The Western Cape municipality is distributing two five-litre containers of water a day to homes in Beaufort West. The town, on the N1 between Bloemfontein and Cape Town, has almost run out of water.

It is a multiyear crisis but things have never been this bad. The municipality says this is a result of “one of the worst droughts in history”. And although the crisis in Cape Town was averted by winter rains, Beaufort West is in a summer rainfall region. It now needs the rains to return in October.

READ MORE: How Western Cape farmers are being hit by the drought

It has been more than two years since spring rains filled up the Gamka Dam, the town’s main source of water during dry spells.

The dam is supplemented by three smaller reservoirs and 32 boreholes. Five more boreholes were dug late last year, when Beaufort West got R23-million in emergency funding.

Most boreholes have been dry for a long time, with only eight having deep enough holes to get to the water table. These dried up this winter.

The three reservoirs are at lower than 1% capacity. This is the point at which water cannot be extracted.

Until now, Beaufort West’s ace card has been its wastewater treatment plant. Built after the last major drought, in 2011, the plant treats sewage to a point where it is clean enough to drink. It is the only such plant in the country. A similar one in Namibia’s capital, Windhoek, allows that city to survive in an arid region.

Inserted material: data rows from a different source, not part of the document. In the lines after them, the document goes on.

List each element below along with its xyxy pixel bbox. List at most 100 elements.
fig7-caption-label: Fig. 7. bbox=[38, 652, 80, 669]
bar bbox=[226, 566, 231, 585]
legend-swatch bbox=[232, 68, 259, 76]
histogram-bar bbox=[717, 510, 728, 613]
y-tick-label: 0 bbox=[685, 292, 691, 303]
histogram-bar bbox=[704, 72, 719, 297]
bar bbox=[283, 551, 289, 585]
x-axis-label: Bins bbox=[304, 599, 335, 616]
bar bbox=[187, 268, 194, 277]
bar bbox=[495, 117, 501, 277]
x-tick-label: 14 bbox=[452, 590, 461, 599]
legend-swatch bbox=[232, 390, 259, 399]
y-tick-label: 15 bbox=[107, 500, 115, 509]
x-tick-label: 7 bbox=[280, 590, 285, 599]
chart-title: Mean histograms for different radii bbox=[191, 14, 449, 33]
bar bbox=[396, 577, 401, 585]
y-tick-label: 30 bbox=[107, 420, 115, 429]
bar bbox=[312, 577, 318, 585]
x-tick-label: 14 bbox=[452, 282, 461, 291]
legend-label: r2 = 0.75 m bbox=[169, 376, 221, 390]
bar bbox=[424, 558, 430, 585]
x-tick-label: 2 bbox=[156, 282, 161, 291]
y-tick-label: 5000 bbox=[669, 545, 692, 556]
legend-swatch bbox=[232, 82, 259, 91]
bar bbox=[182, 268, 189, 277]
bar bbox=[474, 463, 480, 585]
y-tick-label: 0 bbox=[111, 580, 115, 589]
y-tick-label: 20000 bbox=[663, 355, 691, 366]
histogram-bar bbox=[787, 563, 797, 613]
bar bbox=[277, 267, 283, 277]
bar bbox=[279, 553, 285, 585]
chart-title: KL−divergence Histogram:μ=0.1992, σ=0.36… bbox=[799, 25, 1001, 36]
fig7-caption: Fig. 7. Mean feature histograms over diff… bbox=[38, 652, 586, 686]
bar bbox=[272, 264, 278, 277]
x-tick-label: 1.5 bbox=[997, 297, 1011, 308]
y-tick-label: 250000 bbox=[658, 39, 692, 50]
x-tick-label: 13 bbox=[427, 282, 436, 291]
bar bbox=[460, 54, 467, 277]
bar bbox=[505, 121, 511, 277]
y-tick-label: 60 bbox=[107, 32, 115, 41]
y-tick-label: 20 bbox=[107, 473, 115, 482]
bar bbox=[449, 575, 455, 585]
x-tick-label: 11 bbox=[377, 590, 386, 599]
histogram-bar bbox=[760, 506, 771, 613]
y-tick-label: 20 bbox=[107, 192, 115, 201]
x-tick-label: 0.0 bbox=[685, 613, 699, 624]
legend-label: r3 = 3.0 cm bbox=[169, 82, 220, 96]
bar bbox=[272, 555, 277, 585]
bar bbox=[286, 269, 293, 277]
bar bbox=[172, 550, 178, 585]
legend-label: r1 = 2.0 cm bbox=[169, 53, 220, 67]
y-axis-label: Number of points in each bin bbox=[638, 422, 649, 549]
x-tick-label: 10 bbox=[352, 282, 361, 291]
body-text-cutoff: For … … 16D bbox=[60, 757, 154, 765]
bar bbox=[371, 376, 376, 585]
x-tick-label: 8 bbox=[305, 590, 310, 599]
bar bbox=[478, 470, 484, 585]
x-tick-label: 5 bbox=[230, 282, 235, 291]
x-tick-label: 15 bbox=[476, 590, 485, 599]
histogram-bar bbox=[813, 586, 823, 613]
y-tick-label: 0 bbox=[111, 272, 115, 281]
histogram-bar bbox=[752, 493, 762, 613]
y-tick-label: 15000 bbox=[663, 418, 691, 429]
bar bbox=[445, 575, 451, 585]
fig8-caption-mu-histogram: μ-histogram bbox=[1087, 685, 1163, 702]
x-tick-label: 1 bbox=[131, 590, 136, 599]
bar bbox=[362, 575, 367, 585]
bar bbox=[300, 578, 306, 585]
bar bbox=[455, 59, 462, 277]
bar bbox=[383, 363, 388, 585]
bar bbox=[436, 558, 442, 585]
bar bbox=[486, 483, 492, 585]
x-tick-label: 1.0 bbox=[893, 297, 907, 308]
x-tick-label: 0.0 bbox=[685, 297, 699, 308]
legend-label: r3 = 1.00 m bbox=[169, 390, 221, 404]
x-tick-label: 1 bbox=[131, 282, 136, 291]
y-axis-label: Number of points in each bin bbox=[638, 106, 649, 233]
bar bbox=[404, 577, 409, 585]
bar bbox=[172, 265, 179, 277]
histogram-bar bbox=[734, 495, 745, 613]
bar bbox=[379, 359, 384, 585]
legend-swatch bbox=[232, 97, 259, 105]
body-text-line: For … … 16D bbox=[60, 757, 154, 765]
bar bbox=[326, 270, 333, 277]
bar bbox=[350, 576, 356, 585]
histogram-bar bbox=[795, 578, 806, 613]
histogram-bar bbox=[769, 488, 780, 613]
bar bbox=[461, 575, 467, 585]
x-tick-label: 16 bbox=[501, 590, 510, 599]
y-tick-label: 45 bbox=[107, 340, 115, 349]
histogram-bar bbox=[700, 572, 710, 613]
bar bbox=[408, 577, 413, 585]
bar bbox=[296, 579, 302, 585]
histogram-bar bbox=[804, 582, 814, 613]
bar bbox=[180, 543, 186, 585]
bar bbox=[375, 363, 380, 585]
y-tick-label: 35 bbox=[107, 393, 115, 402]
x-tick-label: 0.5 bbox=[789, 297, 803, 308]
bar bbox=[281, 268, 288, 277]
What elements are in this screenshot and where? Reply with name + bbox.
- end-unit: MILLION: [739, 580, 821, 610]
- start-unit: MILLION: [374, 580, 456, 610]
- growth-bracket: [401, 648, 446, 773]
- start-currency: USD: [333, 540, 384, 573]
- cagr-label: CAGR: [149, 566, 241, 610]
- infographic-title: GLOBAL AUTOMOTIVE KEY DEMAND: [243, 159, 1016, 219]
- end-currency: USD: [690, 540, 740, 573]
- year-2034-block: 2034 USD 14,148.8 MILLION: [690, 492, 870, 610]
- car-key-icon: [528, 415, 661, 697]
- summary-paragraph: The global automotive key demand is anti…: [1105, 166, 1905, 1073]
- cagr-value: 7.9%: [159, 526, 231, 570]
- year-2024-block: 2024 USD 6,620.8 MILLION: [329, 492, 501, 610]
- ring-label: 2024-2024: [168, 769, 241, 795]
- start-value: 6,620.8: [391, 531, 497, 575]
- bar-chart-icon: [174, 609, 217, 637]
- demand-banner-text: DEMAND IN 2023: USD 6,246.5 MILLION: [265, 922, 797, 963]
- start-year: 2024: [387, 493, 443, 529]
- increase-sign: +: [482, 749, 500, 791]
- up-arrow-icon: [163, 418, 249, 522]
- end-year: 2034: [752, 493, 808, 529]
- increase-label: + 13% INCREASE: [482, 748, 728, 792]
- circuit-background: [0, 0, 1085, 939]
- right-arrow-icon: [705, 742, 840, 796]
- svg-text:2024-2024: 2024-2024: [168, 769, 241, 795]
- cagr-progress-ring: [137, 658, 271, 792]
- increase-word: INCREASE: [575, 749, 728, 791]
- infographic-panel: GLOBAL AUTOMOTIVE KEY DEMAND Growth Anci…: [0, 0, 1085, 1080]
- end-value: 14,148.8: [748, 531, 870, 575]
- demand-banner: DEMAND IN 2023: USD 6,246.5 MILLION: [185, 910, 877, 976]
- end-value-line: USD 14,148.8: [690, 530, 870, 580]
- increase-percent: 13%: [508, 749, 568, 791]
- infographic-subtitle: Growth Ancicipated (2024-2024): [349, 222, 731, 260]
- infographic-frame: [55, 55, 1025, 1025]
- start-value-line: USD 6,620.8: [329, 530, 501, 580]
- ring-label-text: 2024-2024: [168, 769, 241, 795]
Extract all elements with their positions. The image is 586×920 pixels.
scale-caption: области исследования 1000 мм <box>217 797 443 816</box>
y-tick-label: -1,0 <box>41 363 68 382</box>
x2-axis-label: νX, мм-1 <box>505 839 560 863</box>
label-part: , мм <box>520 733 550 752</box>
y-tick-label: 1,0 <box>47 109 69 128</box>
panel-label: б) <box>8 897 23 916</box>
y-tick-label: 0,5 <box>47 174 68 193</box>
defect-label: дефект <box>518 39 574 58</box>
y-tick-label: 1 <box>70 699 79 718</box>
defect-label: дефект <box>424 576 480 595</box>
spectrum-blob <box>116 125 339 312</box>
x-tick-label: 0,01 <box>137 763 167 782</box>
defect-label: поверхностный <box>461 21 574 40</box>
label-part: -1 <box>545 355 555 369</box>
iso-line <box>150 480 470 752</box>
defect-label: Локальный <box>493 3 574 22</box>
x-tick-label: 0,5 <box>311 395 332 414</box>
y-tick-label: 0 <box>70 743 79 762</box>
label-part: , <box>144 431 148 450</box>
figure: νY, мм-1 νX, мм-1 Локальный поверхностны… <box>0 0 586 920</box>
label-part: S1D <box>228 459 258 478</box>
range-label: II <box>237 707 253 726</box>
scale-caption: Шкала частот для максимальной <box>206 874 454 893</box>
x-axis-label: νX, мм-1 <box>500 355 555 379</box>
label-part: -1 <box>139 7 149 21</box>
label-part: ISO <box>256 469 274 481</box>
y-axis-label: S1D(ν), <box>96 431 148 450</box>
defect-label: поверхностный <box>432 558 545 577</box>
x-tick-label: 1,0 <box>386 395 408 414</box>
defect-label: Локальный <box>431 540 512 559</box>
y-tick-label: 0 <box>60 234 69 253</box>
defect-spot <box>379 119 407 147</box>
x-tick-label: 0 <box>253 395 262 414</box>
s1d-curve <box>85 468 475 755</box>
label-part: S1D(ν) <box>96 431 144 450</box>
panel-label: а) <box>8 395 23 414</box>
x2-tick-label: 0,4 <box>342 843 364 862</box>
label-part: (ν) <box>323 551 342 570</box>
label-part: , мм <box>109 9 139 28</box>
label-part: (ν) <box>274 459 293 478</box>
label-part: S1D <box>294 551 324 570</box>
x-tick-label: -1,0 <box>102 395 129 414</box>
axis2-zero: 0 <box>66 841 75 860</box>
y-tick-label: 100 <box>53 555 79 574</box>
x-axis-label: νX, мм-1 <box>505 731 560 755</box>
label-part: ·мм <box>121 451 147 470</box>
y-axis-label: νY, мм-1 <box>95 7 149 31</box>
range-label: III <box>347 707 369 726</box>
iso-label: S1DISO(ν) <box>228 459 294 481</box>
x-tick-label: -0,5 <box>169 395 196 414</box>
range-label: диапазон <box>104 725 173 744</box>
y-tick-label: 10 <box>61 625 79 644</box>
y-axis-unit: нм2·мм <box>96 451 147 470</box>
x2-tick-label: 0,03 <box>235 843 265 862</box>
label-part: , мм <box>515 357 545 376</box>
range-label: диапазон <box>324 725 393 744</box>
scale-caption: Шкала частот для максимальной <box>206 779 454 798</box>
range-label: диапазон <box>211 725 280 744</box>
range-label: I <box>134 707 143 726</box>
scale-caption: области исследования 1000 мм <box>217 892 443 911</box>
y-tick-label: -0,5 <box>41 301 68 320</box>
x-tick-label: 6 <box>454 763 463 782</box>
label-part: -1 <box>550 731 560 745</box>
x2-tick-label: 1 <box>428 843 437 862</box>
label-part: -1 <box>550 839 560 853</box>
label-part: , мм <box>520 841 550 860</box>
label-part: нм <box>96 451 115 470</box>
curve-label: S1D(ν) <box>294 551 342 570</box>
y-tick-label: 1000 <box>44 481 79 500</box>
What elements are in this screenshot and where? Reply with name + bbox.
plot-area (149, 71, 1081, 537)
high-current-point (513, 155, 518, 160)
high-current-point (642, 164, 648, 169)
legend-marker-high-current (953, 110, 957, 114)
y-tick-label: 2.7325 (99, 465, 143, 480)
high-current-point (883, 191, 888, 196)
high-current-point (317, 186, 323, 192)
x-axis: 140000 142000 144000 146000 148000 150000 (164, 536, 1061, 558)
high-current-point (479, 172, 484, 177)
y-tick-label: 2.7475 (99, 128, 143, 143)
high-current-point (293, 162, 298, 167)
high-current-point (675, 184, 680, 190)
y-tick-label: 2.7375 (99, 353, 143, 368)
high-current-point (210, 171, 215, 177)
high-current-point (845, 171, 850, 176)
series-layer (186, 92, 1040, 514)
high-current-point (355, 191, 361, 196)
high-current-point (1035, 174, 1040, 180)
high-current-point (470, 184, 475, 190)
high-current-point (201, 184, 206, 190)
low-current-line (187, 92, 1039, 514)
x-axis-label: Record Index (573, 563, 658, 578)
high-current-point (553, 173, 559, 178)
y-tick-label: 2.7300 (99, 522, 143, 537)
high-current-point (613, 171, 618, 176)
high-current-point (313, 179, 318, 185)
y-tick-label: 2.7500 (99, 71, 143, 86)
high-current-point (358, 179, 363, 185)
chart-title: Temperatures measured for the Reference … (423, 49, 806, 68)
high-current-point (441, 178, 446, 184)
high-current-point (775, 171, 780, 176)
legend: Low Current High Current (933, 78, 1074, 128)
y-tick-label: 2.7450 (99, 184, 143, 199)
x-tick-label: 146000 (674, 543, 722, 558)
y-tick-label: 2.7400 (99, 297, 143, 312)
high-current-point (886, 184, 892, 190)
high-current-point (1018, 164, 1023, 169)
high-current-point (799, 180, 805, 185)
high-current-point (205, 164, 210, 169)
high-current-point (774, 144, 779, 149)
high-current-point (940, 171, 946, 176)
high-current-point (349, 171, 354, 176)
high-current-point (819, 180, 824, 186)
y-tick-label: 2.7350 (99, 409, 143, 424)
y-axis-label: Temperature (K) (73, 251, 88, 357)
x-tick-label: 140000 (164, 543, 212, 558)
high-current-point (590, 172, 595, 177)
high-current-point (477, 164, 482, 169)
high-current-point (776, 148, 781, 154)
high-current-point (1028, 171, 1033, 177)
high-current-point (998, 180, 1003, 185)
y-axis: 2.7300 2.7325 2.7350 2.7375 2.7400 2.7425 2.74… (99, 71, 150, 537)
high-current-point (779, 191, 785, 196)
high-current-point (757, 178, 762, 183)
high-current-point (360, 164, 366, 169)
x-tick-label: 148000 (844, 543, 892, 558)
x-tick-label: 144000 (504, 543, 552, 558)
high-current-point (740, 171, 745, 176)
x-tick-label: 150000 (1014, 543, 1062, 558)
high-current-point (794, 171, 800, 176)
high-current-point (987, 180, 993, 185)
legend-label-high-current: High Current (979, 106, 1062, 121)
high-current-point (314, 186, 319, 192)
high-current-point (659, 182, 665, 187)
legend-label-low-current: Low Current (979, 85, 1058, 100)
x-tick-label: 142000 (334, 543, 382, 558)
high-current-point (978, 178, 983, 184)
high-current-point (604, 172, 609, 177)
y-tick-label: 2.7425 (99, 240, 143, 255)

The plant normally provides 16% of the town’s water. In the past few months, it has been the last stable source of water. But the municipality says a break in the town’s main sewage pipe on Tuesday stopped waste going into the plant. This has resulted in parts of the town running out of water.

READ MORE: Drought crisis: Three provinces declared national disasters

The municipality has put level four water restrictions into place.

It is now distributing its last stocks of emergency water: each household without water is getting two five-litre containers of water each day. Some houses, where there is enough pressure, still get a trickle.

Beaufort West faces the same problems that South Africa’s other inland cities face. Coastal cities can build desalination plants — even though they are expensive — for an inexhaustible supply of water. On the Highveld, water comes from rainfall and melting snow along the Drakensberg. If that runs out, there is no other source of freshwater.